Re: [PHP-DEV] [RFC] [VOTE] is_literal

Craig Francis Wed, 21 Jul 2021 08:10:51 -0700

> On 20 Jul 2021, at 01:23, tyson andre <tysonandre...@hotmail.com> wrote:
> 
>> As an aside, only 4 of 23 'no' voters provided any comment as to why they
>> voted that way on the mailing list, which I feel undermines the point of
>> the Request For Comment process, with an additional 5 responding personally
>> off-list after prompting. This makes it harder (or impossible) for points
>> to be discussed and addressed.
> 
> 1. My earlier comments about static analysis, and on behavior depending on 
> whether opcache is enabled



Thanks Tyson,

Just to check I've not missed anything, are you referring to your comments from 
March 2020?
https://news-web.php.net/php.internals/109192 
<https://news-web.php.net/php.internals/109192>

I mentioned your email in the RFC, as I agree that developers should use Static 
Analysis, but I think it's highly unlikely we will be able to get most PHP 
developers to use it:
https://wiki.php.net/rfc/is_literal#static_analysis 
<https://wiki.php.net/rfc/is_literal#static_analysis>

As to the OPcache, Joe's implementation already works with its optimisations, 
so the results are consistent.
https://wiki.php.net/rfc/is_literal#compiler_optimisations 
<https://wiki.php.net/rfc/is_literal#compiler_optimisations>



> 2. This might prevent certain optimizations in the future. For example, 
> currently, 1-byte strings are all interned to save memory.
>    If is_literal was part of php prior to proposing that optimization, then 
> that optimization may be rejected.


Like the OPcache optimisations, the 1-byte strings and other existing 
optimisations work with Joe's implementation. I cannot comment or predict any 
future optimisation work, but this argument could be made for any change to PHP.

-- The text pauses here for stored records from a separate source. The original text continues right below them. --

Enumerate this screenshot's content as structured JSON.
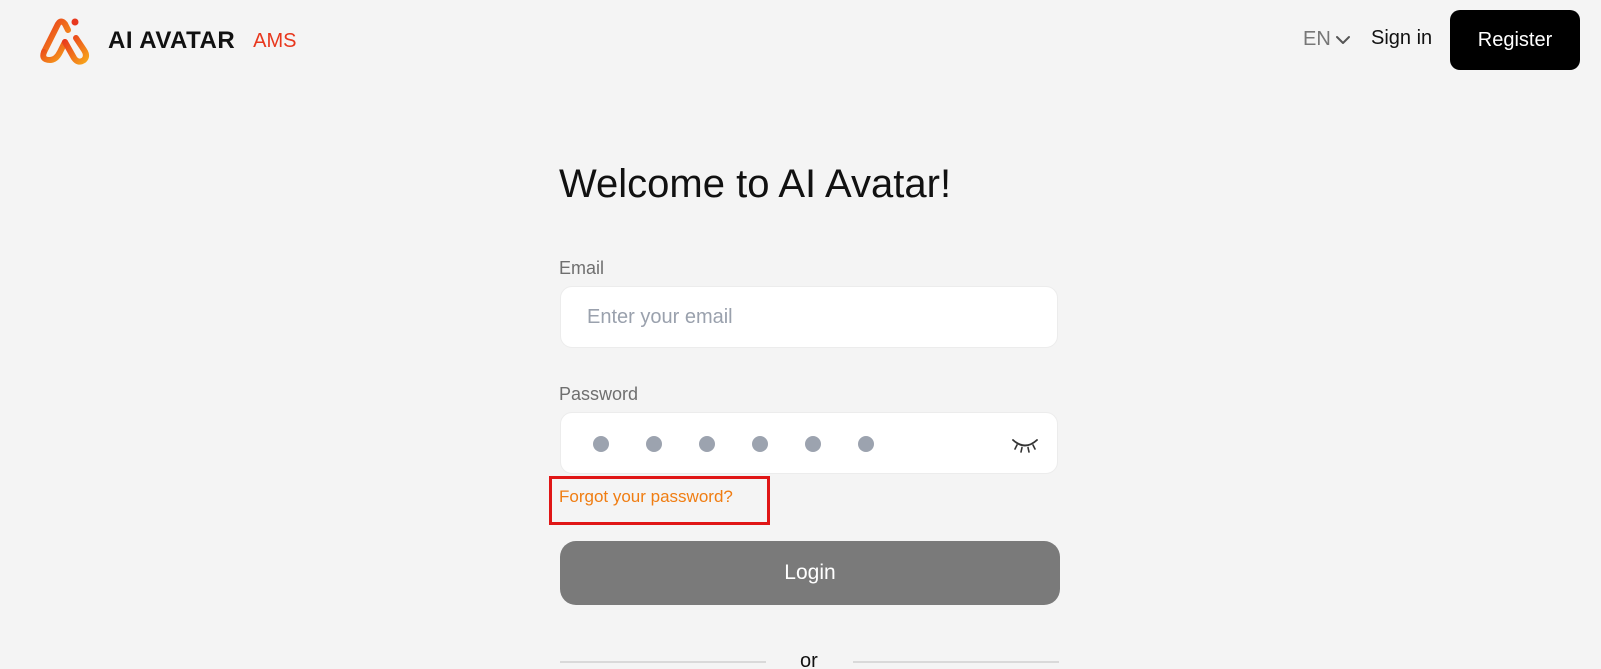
{
  "header": {
    "brand": "AI AVATAR",
    "brand_sub": "AMS",
    "language": "EN",
    "sign_in": "Sign in",
    "register": "Register"
  },
  "form": {
    "title": "Welcome to AI Avatar!",
    "email_label": "Email",
    "email_placeholder": "Enter your email",
    "email_value": "",
    "password_label": "Password",
    "password_masked_length": 6,
    "forgot_password": "Forgot your password?",
    "login": "Login",
    "divider": "or"
  },
  "colors": {
    "accent_orange": "#f07d12",
    "brand_red": "#e8371d",
    "highlight_box": "#e01616",
    "login_button": "#7a7a7a",
    "register_button": "#000000",
    "background": "#f4f4f4"
  },
  "icons": {
    "language_dropdown": "chevron-down-icon",
    "password_toggle": "eye-closed-icon",
    "logo": "ai-avatar-logo"
  }
}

> 3. PHP's `string` type is used both for (hopefully) valid unicode strings and 
> for low level operations on literal byte arrays (e.g. cryptogrophy).
>    It seems really, really strange for a type system to track trustedness for 
> a low level primitive to track byte arrays. (the php 6 unicode string 
> refactoring failed)
> 
>    Further, if this were to be extended in the future beyond the original 
> proposal (e.g. literal strings that are entirely digits are automatically 
> interned or marked as trusted),
>    this might open previously safe code acting on byte arrays to side channel 
> issues such as timing attacks (https://en.wikipedia.org/wiki/Timing_attack)


We're just adding a flag to say if the string was written by the developer, 
which is key for identifying Injection Vulnerabilities (it's similar to the 
Interned flag).

With cryptography and timing attacks, the only part affected would be during 
string concatenation, which has already got several optimisations that 
introduce variability in timings (e.g. concatenating variables containing 'a' 
with 'b' is about twice as slow than 'a' with '').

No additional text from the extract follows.